Ilmu pengetahuan adalah pedang bermata dua. Di satu sisi, ia memberi kita pemahaman lebih luas tentang dunia. Di sisi lain, ia juga menampar kita dengan kesadaran bahwa ternyata kita tidak tahu apa-apa. Semakin banyak membaca, semakin banyak bertanya. Semakin banyak belajar, semakin banyak kebingungan. Lantas, apakah ini artinya menjadi bodoh lebih nyaman dibanding menjadi pintar? Sebuah dilema yang tak pernah usai.
Kita hidup dalam era informasi, di mana pengetahuan bisa diakses dalam hitungan detik. Namun, apakah semua yang kita tahu itu bisa langsung diaplikasikan? Tentu tidak. Faktanya, kebanyakan orang yang berilmu justru terlalu sibuk mempertimbangkan banyak hal sampai akhirnya tidak berbuat apa-apa. Bayangkan seseorang yang memahami filsafat ekonomi, membaca berbagai teori bisnis, namun tetap bingung bagaimana cara menjual satu produk di pasar. Atau seseorang yang menguasai psikologi komunikasi tetapi tetap gagap saat berbicara di depan umum. Ironis, bukan?

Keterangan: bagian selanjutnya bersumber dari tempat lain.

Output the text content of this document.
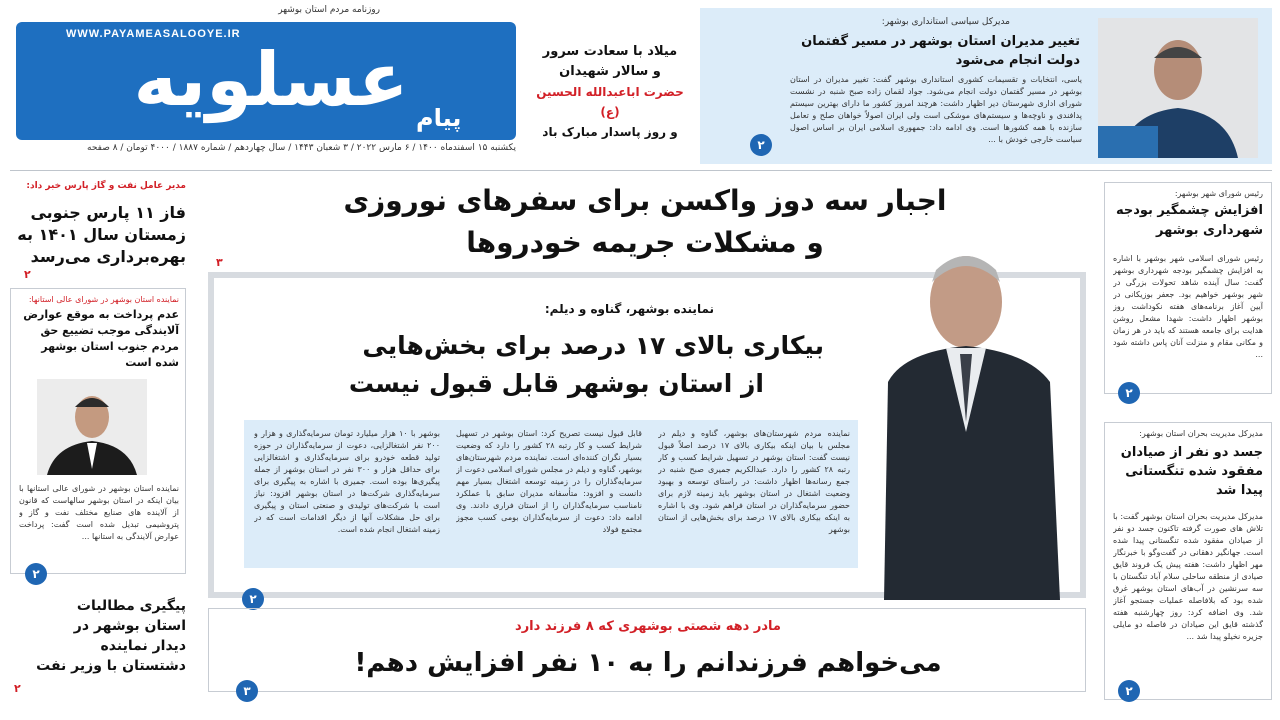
روزنامه مردم استان بوشهر
WWW.PAYAMEASALOOYE.IR
عسلویه پیام
یکشنبه ۱۵ اسفندماه ۱۴۰۰ / ۶ مارس ۲۰۲۲ / ۳ شعبان ۱۴۴۳ / سال چهاردهم / شماره ۱۸۸۷ / ۴۰۰۰ تومان / ۸ صفحه
میلاد با سعادت سرور
و سالار شهیدان
حضرت اباعبدالله الحسین (ع)
و روز پاسدار مبارک باد
مدیرکل سیاسی استانداری بوشهر:
تغییر مدیران استان بوشهر در مسیر گفتمان دولت انجام می‌شود
یاسی، انتخابات و تقسیمات کشوری استانداری بوشهر گفت: تغییر مدیران در استان بوشهر در مسیر گفتمان دولت انجام می‌شود. جواد لقمان زاده صبح شنبه در نشست شورای اداری شهرستان دیر اظهار داشت: هرچند امروز کشور ما دارای بهترین سیستم پدافندی و ناوچه‌ها و سیستم‌های موشکی است ولی ایران اصولاً خواهان صلح و تعامل سازنده با همه کشورها است. وی ادامه داد: جمهوری اسلامی ایران بر اساس اصول سیاست خارجی خودش با ...
۲
مدیر عامل نفت و گاز پارس خبر داد:
فاز ۱۱ پارس جنوبی زمستان سال ۱۴۰۱ به بهره‌برداری می‌رسد
۲
نماینده استان بوشهر در شورای عالی استانها:
عدم پرداخت به موقع عوارض آلایندگی موجب تضییع حق مردم جنوب استان بوشهر شده است
نماینده استان بوشهر در شورای عالی استانها با بیان اینکه در استان بوشهر سالهاست که قانون از آلاینده های صنایع مختلف نفت و گاز و پتروشیمی تبدیل شده است گفت: پرداخت عوارض آلایندگی به استانها ...
۲
پیگیری مطالبات استان بوشهر در دیدار نماینده دشتستان با وزیر نفت
۲
اجبار سه دوز واکسن برای سفرهای نوروزی
و مشکلات جریمه خودروها
۳
نماینده بوشهر، گناوه و دیلم:
بیکاری بالای ۱۷ درصد برای بخش‌هایی
از استان بوشهر قابل قبول نیست
بوشهر با ۱۰ هزار میلیارد تومان سرمایه‌گذاری و هزار و ۲۰۰ نفر اشتغالزایی، دعوت از سرمایه‌گذاران در حوزه تولید قطعه خودرو برای سرمایه‌گذاری و اشتغالزایی برای حداقل هزار و ۳۰۰ نفر در استان بوشهر از جمله پیگیری‌ها بوده است. جمیری با اشاره به پیگیری برای سرمایه‌گذاری شرکت‌ها در استان بوشهر افزود: نیاز است با شرکت‌های تولیدی و صنعتی استان و پیگیری برای حل مشکلات آنها از دیگر اقدامات است که در زمینه اشتغال انجام شده است.
قابل قبول نیست تصریح کرد: استان بوشهر در تسهیل شرایط کسب و کار رتبه ۲۸ کشور را دارد که وضعیت بسیار نگران کننده‌ای است. نماینده مردم شهرستان‌های بوشهر، گناوه و دیلم در مجلس شورای اسلامی دعوت از سرمایه‌گذاران را در زمینه توسعه اشتغال بسیار مهم دانست و افزود: متأسفانه مدیران سابق با عملکرد نامناسب سرمایه‌گذاران را از استان فراری دادند. وی ادامه داد: دعوت از سرمایه‌گذاران بومی کسب مجوز مجتمع فولاد
نماینده مردم شهرستان‌های بوشهر، گناوه و دیلم در مجلس با بیان اینکه بیکاری بالای ۱۷ درصد اصلاً قبول نیست گفت: استان بوشهر در تسهیل شرایط کسب و کار رتبه ۲۸ کشور را دارد. عبدالکریم جمیری صبح شنبه در جمع رسانه‌ها اظهار داشت: در راستای توسعه و بهبود وضعیت اشتغال در استان بوشهر باید زمینه لازم برای حضور سرمایه‌گذاران در استان فراهم شود. وی با اشاره به اینکه بیکاری بالای ۱۷ درصد برای بخش‌هایی از استان بوشهر
۲
مادر دهه شصتی بوشهری که ۸ فرزند دارد
می‌خواهم فرزندانم را به ۱۰ نفر افزایش دهم!
۳
رئیس شورای شهر بوشهر:
افزایش چشمگیر بودجه شهرداری بوشهر
رئیس شورای اسلامی شهر بوشهر با اشاره به افزایش چشمگیر بودجه شهرداری بوشهر گفت: سال آینده شاهد تحولات بزرگی در شهر بوشهر خواهیم بود. جعفر بوزیکانی در آیین آغاز برنامه‌های هفته نکوداشت روز بوشهر اظهار داشت: شهدا مشعل روشن هدایت برای جامعه هستند که باید در هر زمان و مکانی مقام و منزلت آنان پاس داشته شود ...
۲
مدیرکل مدیریت بحران استان بوشهر:
جسد دو نفر از صیادان مفقود شده تنگستانی پیدا شد
مدیرکل مدیریت بحران استان بوشهر گفت: با تلاش های صورت گرفته تاکنون جسد دو نفر از صیادان مفقود شده تنگستانی پیدا شده است. جهانگیر دهقانی در گفت‌وگو با خبرنگار مهر اظهار داشت: هفته پیش یک فروند قایق صیادی از منطقه ساحلی سلام آباد تنگستان با سه سرنشین در آب‌های استان بوشهر غرق شده بود که بلافاصله عملیات جستجو آغاز شد. وی اضافه کرد: روز چهارشنبه هفته گذشته قایق این صیادان در فاصله دو مایلی جزیره نخیلو پیدا شد ...
۲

Di sinilah letak paradoksnya. Ilmu pengetahuan seharusnya mempermudah hidup, tetapi terkadang justru membuatnya lebih rumit. Kita tidak lagi bisa mengambil keputusan sederhana tanpa berpikir panjang. Bahkan untuk sekadar memilih menu makan siang, kita dihadapkan pada dilema: apakah ini sehat? Berapa kalorinya? Apakah ini ramah lingkungan? Akhirnya, kita hanya bisa menghela napas dan kembali ke menu lama: nasi padang.
Namun, jangan salah paham. Ini bukan berarti ilmu pengetahuan itu sia-sia. Tidak, sama sekali tidak. Tanpa ilmu, bagaimana mungkin kita bisa memahami dunia? Seorang pedagang tanpa pemahaman tentang arus keuangan mungkin akan bangkrut dalam waktu singkat. Seorang pembicara tanpa ilmu retorika bisa jadi hanya akan membuat pendengar menguap bosan. Ilmu, meskipun tidak selalu langsung berguna, tetap menjadi fondasi bagi peradaban.
Lucunya, banyak yang mengira bahwa ilmu hanya ada di dalam buku. Padahal, sebagian besar pengetahuan manusia justru berasal dari pengalaman, kegagalan, dan pengamatan. Sebelum ada buku, manusia sudah belajar dari alam, dari kesalahan, dari cerita turun-temurun. Kita tidak butuh gelar akademik untuk memahami bahwa api itu panas atau bahwa air lebih baik diminum daripada diinjak. Namun, dengan adanya buku, manusia memang semakin terdorong untuk berpikir lebih dalam—terkadang terlalu dalam.
Lalu, apakah harus ada batasan dalam menuntut ilmu? Apakah kita harus berhenti membaca agar tidak semakin pusing? Tentu tidak. Justru semakin kita tahu bahwa kita tidak tahu apa-apa, semakin kita terdorong untuk belajar lebih jauh. Ya, mungkin akan lebih banyak kebingungan. Ya, mungkin kita akan semakin menyadari ketidaktahuan kita. Tapi bukankah itu bagian dari perjalanan intelektual?
Jadi, jangan takut menjadi pintar, tetapi juga jangan terjebak dalam kebingungan. Nikmati paradoks ini, seperti seseorang yang menikmati secangkir kopi pahit sambil memikirkan kenapa dunia ini penuh ironi. Pada akhirnya, ilmu pengetahuan bukanlah beban, melainkan bahan bakar untuk terus berpikir, terus belajar, dan tentu saja, terus mempertanyakan segala hal. Sebab, bukankah hidup ini sendiri adalah sebuah teka-teki yang tak pernah selesai?